Leaky engine seals delay weather satellite launch

Posted: October 25, 2001

  Titan 2
The two-nozzle Titan 2 first stage engine system will have leaky seals replaced before launch can occur. Photo: U.S. Air Force
Originally planned to be the first U.S. launch of 2001, technical gremlins have kept an Air Force Titan 2 rocket and its military weather satellite grounded all year and the latest glitch could very well delay blastoff until late December.

Leaky engine turbopump seals were recently found on the rocket's first stage as launch pad technicians were beginning the campaign for a November 14 liftoff from Vandenberg Air Force Base in California, Col. John Insprucker, the Air Force's deputy Titan program manager, told Spaceflight Now.

"The Lockheed Martin contractor, in conjunction with Aerojet (the manufacturer of the engines), will remove the turbopump assembly from each engine and replace the suspect leaky seals," Insprucker said in a statement.

The work is scheduled to be completed at Vandenberg over the next two weeks. The team replacing the seals routinely performs this procedure after every engine test at Aerojet, so the procedure is not unusual, Insprucker said.

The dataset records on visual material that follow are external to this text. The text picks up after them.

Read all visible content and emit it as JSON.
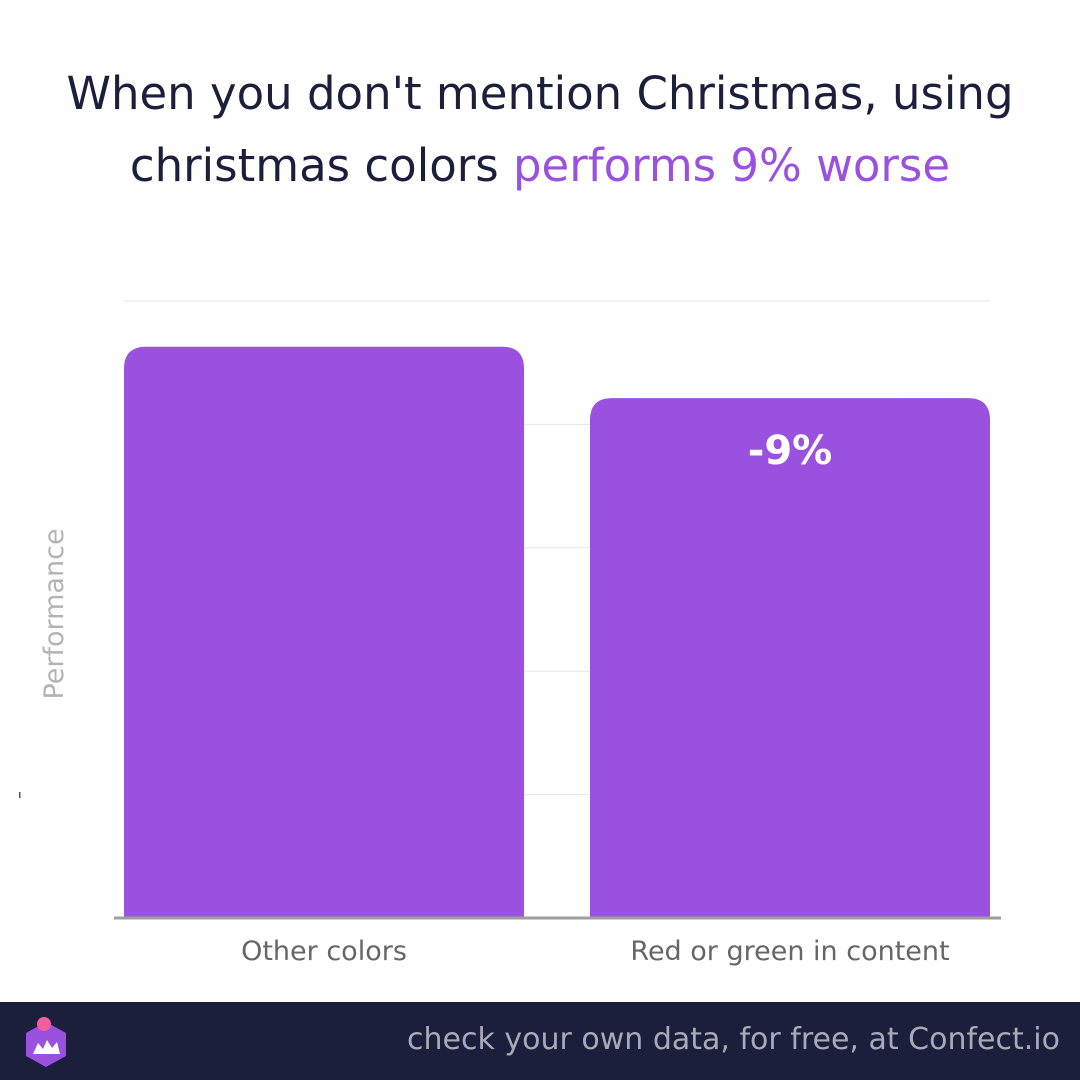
{
  "title": {
    "line1": "When you don't mention Christmas, using",
    "line2_start": "christmas colors ",
    "line2_highlight": "performs 9% worse"
  },
  "colors": {
    "bar": "#9b51e0",
    "highlight": "#9b51e0",
    "title_text": "#1b1f3b",
    "footer_bg": "#1b1f3b",
    "footer_text": "#a9aab9",
    "grid": "#e6e6e6",
    "axis": "#9e9e9e"
  },
  "chart_data": {
    "type": "bar",
    "categories": [
      "Other colors",
      "Red or green in content"
    ],
    "values": [
      100,
      91
    ],
    "data_labels": [
      "",
      "-9%"
    ],
    "ylabel": "Performance",
    "xlabel": "",
    "ylim": [
      0,
      108
    ],
    "grid": true,
    "legend": "none"
  },
  "footer": {
    "text": "check your own data, for free, at Confect.io",
    "logo_icon": "confect-logo-icon"
  }
}
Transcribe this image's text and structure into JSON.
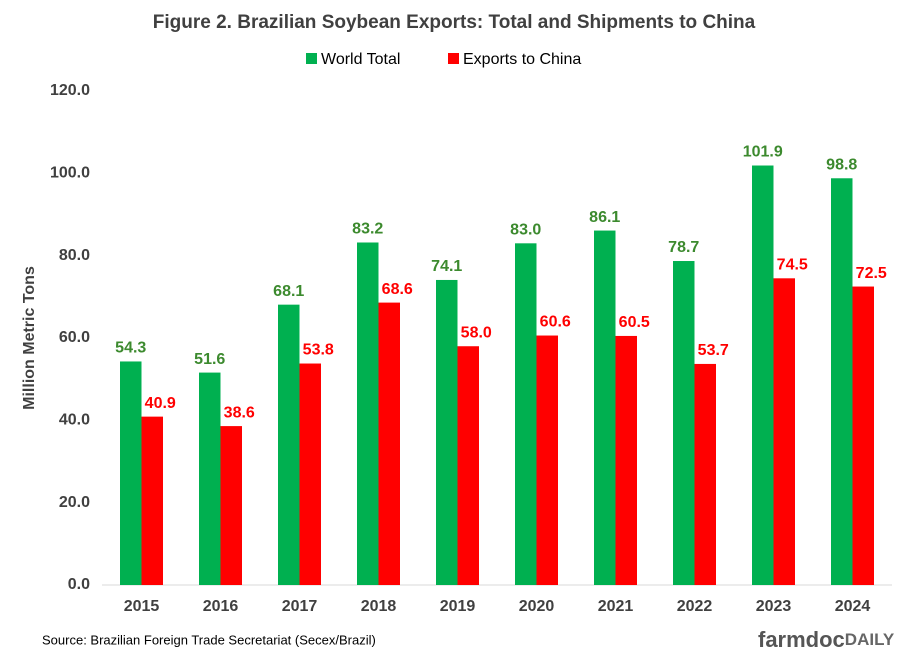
{
  "chart_data": {
    "type": "bar",
    "title": "Figure  2. Brazilian  Soybean  Exports:  Total and Shipments  to China",
    "y_label": "Million Metric Tons",
    "categories": [
      "2015",
      "2016",
      "2017",
      "2018",
      "2019",
      "2020",
      "2021",
      "2022",
      "2023",
      "2024"
    ],
    "series": [
      {
        "name": "World Total",
        "color": "#00b050",
        "label_color": "#3c8a2e",
        "values": [
          54.3,
          51.6,
          68.1,
          83.2,
          74.1,
          83.0,
          86.1,
          78.7,
          101.9,
          98.8
        ],
        "value_labels": [
          "54.3",
          "51.6",
          "68.1",
          "83.2",
          "74.1",
          "83.0",
          "86.1",
          "78.7",
          "101.9",
          "98.8"
        ]
      },
      {
        "name": "Exports to China",
        "color": "#ff0000",
        "label_color": "#ff0000",
        "values": [
          40.9,
          38.6,
          53.8,
          68.6,
          58.0,
          60.6,
          60.5,
          53.7,
          74.5,
          72.5
        ],
        "value_labels": [
          "40.9",
          "38.6",
          "53.8",
          "68.6",
          "58.0",
          "60.6",
          "60.5",
          "53.7",
          "74.5",
          "72.5"
        ]
      }
    ],
    "ylim": [
      0,
      120
    ],
    "yticks": [
      {
        "value": 0,
        "label": "0.0"
      },
      {
        "value": 20,
        "label": "20.0"
      },
      {
        "value": 40,
        "label": "40.0"
      },
      {
        "value": 60,
        "label": "60.0"
      },
      {
        "value": 80,
        "label": "80.0"
      },
      {
        "value": 100,
        "label": "100.0"
      },
      {
        "value": 120,
        "label": "120.0"
      }
    ],
    "grid": false,
    "legend": "top",
    "source": "Source: Brazilian Foreign Trade Secretariat (Secex/Brazil)",
    "logo": [
      "farmdoc",
      "DAILY"
    ]
  }
}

The Titan 2's first stage has been sitting on the Space Launch Complex-4 West pad since October 12, 2000, and that lengthy wait is what caused the seals to leak.

A refurbished Intercontinental Ballistic Missile, the Titan 2 was poised for launch January 20 when the first countdown was scrubbed by ground equipment troubles. A second try a day later was halted at T-minus 28 seconds because of a sluggish fuel valve indicator switch. Later that night the rocket's cargo, the Defense Meteorological Satellite Program F16 spacecraft, suffered a guidance system malfunction.

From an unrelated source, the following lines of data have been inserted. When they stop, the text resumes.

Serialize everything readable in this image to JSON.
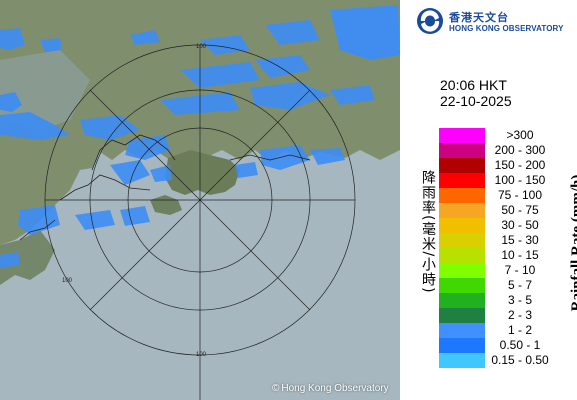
{
  "radar": {
    "ring_labels": [
      "100",
      "100",
      "100"
    ],
    "copyright": "Hong Kong Observatory",
    "copyright_symbol": "©"
  },
  "legend": {
    "logo_zh": "香港天文台",
    "logo_en": "HONG KONG OBSERVATORY",
    "time": "20:06 HKT",
    "date": "22-10-2025",
    "title_zh": "降雨率(毫米/小時)",
    "title_en": "Rainfall Rate (mm/h)",
    "scale": [
      {
        "label": ">300",
        "color": "#ff00ff"
      },
      {
        "label": "200 - 300",
        "color": "#cc0080"
      },
      {
        "label": "150 - 200",
        "color": "#b00000"
      },
      {
        "label": "100 - 150",
        "color": "#ff0000"
      },
      {
        "label": "75 - 100",
        "color": "#ff6600"
      },
      {
        "label": "50 - 75",
        "color": "#f5a623"
      },
      {
        "label": "30 - 50",
        "color": "#f0c000"
      },
      {
        "label": "15 - 30",
        "color": "#d8d000"
      },
      {
        "label": "10 - 15",
        "color": "#b8e000"
      },
      {
        "label": "7 - 10",
        "color": "#80ff00"
      },
      {
        "label": "5 - 7",
        "color": "#40d800"
      },
      {
        "label": "3 - 5",
        "color": "#20b020"
      },
      {
        "label": "2 - 3",
        "color": "#208040"
      },
      {
        "label": "1 - 2",
        "color": "#4090ff"
      },
      {
        "label": "0.50 - 1",
        "color": "#1e78ff"
      },
      {
        "label": "0.15 - 0.50",
        "color": "#3ec8ff"
      }
    ]
  }
}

The extensive work to find the DMSP satellite's ailment and correct the situation postponed the $430 million mission until late summer. Scheduling conflicts at Vandenberg then pushed the Titan 2 launch until November 14.

A new launch date has not been formally established.

"Space and Missile System Center at Los Angeles AFB is coordinating priorities with U.S. Space Command and Air Force Space Command. While the required turbopump seal replacement has not yet been accomplished, assuming a nominal rework, the Titan booster could be ready to support a late December 2001 launch," Insprucker said.

The National Oceanic and Atmospheric Administration, which will control the DMSP spacecraft once in orbit, reported earlier this week that the launch was tentatively targeted for December 20.